With the recent passage of the ARPA, employers should take note of several provisions that expand on the FFCRA. The FFCRA provided six qualifying reasons for the paid leave. The ARPA adds three more qualifying reasons for which an employer may voluntarily provide paid leave to an employee:

(1) for obtaining a COVID-19 immunization;

(2) for recovery from an injury, disability, illness, or condition related to immunization; and

(3) for seeking or awaiting the result of a COVID-19 test or diagnosis when the employee has either been exposed to COVID-19 or the employer has requested the test or diagnosis.

Additionally, the ARPA resets the 10-day/80-hour limit for paid sick leave starting April 1, 2021. Accordingly, if employees have previously exhausted their entitlement to paid sick leave under the FFCRA, they now have another 10-day/80-hours for use.

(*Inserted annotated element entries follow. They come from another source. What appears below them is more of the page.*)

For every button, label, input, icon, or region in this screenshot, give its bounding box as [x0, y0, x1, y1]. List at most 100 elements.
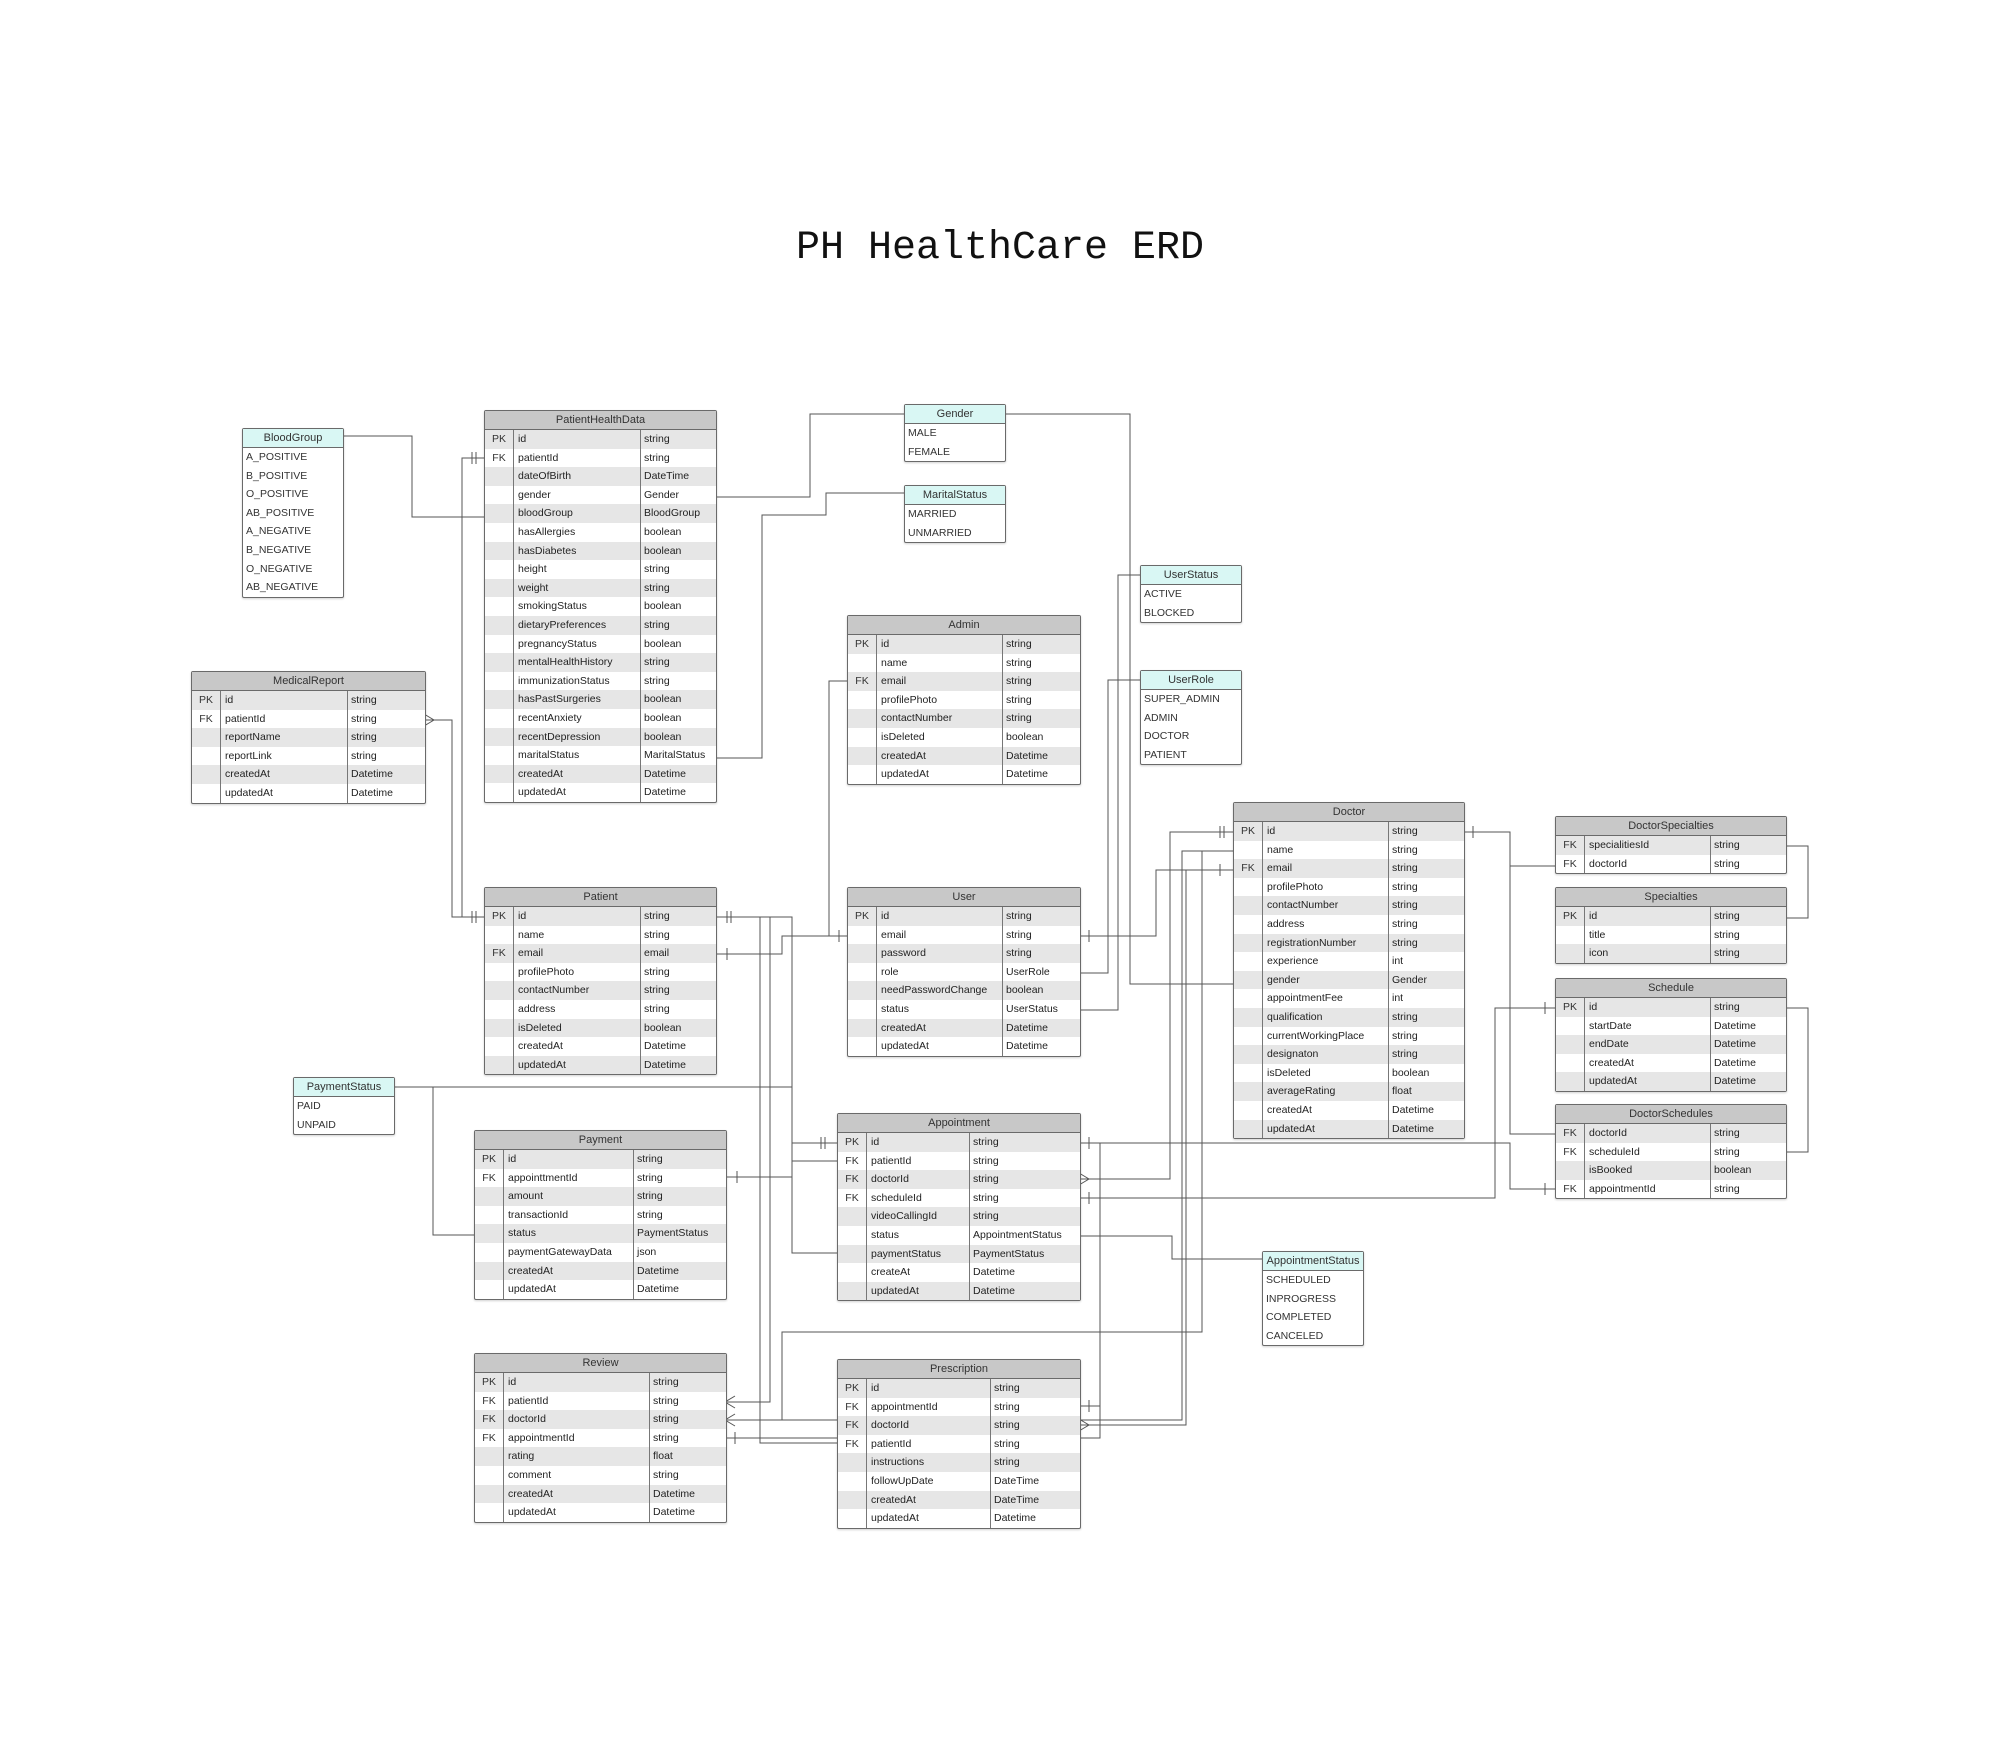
field-row: name string	[1234, 840, 1464, 860]
field-row: contactNumber string	[848, 709, 1080, 728]
field-name: updatedAt	[504, 1503, 650, 1522]
field-name: appointmentId	[867, 1397, 991, 1417]
field-row: PK id string	[848, 635, 1080, 654]
field-name: appointmentId	[504, 1428, 650, 1448]
field-name: startDate	[1585, 1016, 1711, 1036]
field-key	[838, 1263, 867, 1282]
field-name: id	[504, 1373, 650, 1392]
connector-userstatus	[1079, 574, 1140, 1011]
field-key	[485, 671, 514, 691]
enum-value: FEMALE	[908, 445, 951, 458]
field-row: FK doctorId string	[838, 1170, 1080, 1189]
field-type: string	[973, 1173, 999, 1186]
field-type: DateTime	[994, 1493, 1040, 1506]
field-name: comment	[504, 1465, 650, 1485]
field-type: UserRole	[1006, 965, 1050, 978]
field-row: smokingStatus boolean	[485, 597, 716, 616]
field-name: updatedAt	[514, 783, 641, 802]
field-name: immunizationStatus	[514, 671, 641, 691]
field-key: PK	[485, 430, 514, 449]
field-name: password	[877, 944, 1003, 963]
field-row: FK scheduleId string	[1556, 1142, 1786, 1162]
field-key	[1556, 1016, 1585, 1036]
field-type: PaymentStatus	[637, 1227, 709, 1240]
field-name: patientId	[514, 448, 641, 468]
field-row: title string	[1556, 925, 1786, 945]
field-name: id	[514, 907, 641, 926]
field-name: paymentStatus	[867, 1244, 970, 1264]
field-key: PK	[848, 907, 877, 926]
field-row: PK id string	[848, 907, 1080, 926]
entity-doctor-specialties: DoctorSpecialties FK specialitiesId string F…	[1555, 816, 1787, 875]
field-type: boolean	[644, 637, 682, 650]
enum-value: PATIENT	[1144, 748, 1187, 761]
field-type: string	[1006, 638, 1032, 650]
field-name: name	[514, 925, 641, 945]
field-type: string	[994, 1437, 1020, 1450]
field-key	[1234, 1082, 1263, 1101]
connector-doctor-doctorschedules	[1463, 831, 1555, 1135]
field-key	[475, 1261, 504, 1281]
field-row: PK id string	[475, 1373, 726, 1392]
field-type: string	[1392, 917, 1418, 930]
field-name: status	[867, 1225, 970, 1245]
connector-appointment-prescription	[1079, 1142, 1101, 1407]
field-type: string	[1392, 880, 1418, 893]
field-name: currentWorkingPlace	[1263, 1026, 1389, 1046]
field-name: height	[514, 560, 641, 579]
field-type: Datetime	[973, 1266, 1016, 1279]
field-type: string	[1006, 675, 1032, 688]
field-type: string	[644, 928, 670, 941]
field-type: boolean	[1006, 730, 1044, 743]
field-key	[1556, 925, 1585, 945]
field-type: Datetime	[644, 767, 687, 780]
field-name: rating	[504, 1447, 650, 1466]
field-name: updatedAt	[221, 783, 348, 803]
field-type: json	[637, 1245, 657, 1258]
field-key	[1234, 1007, 1263, 1027]
field-row: isBooked boolean	[1556, 1161, 1786, 1180]
field-name: reportLink	[221, 746, 348, 766]
field-key	[1234, 877, 1263, 897]
field-row: startDate Datetime	[1556, 1016, 1786, 1036]
field-row: createdAt Datetime	[848, 1018, 1080, 1038]
entity-doctor-schedules: DoctorSchedules FK doctorId string FK schedul…	[1555, 1104, 1787, 1200]
field-row: followUpDate DateTime	[838, 1471, 1080, 1491]
field-row: registrationNumber string	[1234, 933, 1464, 953]
field-row: FK appointmentId string	[475, 1428, 726, 1448]
connector-user-doctor	[1079, 869, 1233, 937]
field-type: Datetime	[637, 1264, 680, 1277]
field-row: profilePhoto string	[848, 690, 1080, 710]
entity-title: Patient	[485, 888, 716, 907]
field-key	[1234, 840, 1263, 860]
field-name: reportName	[221, 728, 348, 747]
field-type: string	[1392, 1029, 1418, 1042]
field-key: PK	[1234, 822, 1263, 841]
field-key	[1234, 1063, 1263, 1083]
field-row: FK doctorId string	[475, 1410, 726, 1429]
field-row: createdAt Datetime	[1556, 1053, 1786, 1073]
field-type: DateTime	[994, 1474, 1040, 1487]
field-name: specialitiesId	[1585, 836, 1711, 855]
field-type: string	[1714, 1145, 1740, 1158]
field-name: id	[877, 907, 1003, 926]
field-key	[1556, 1072, 1585, 1091]
field-type: float	[653, 1450, 673, 1463]
field-row: PK id string	[1556, 998, 1786, 1017]
field-name: createdAt	[1263, 1100, 1389, 1120]
field-key: FK	[848, 672, 877, 691]
field-type: string	[653, 1394, 679, 1407]
field-key	[848, 727, 877, 747]
field-key	[485, 578, 514, 598]
field-type: string	[1006, 910, 1032, 922]
field-row: FK patientId string	[485, 448, 716, 468]
field-type: string	[1714, 857, 1740, 870]
field-type: Datetime	[1392, 1122, 1435, 1135]
entity-title: DoctorSchedules	[1556, 1105, 1786, 1124]
field-row: FK doctorId string	[1556, 1124, 1786, 1143]
field-row: updatedAt Datetime	[485, 1055, 716, 1075]
field-key	[485, 764, 514, 784]
field-type: Datetime	[1392, 1103, 1435, 1116]
field-key: FK	[838, 1170, 867, 1189]
field-type: Datetime	[994, 1512, 1037, 1525]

In addition to the new qualifying leave reasons and the tax credits, the ARPA also requires employers voluntarily providing leave and receiving tax credits to follow a non-discrimination rule. The rule makes the tax credits available only to those employers who voluntarily provide leave to all employees without discriminating against certain categories of workers. Specifically, an employer cannot be eligible for the tax credit if it discriminates in favor of certain highly compensated employees, full-time employees, or based on an employee’s tenure of employment.

Comment: Employers should be cognizant of the fact that the ARPA provides additional qualifying reasons for leave, resets the limit for paid leave, and now provides an anti-discrimination provision that must be adhered to for an employer to claim the tax credit. As the COVID-19 pandemic is an ever-evolving situation, the Weber Gallagher Employment Group will continue to provide updates.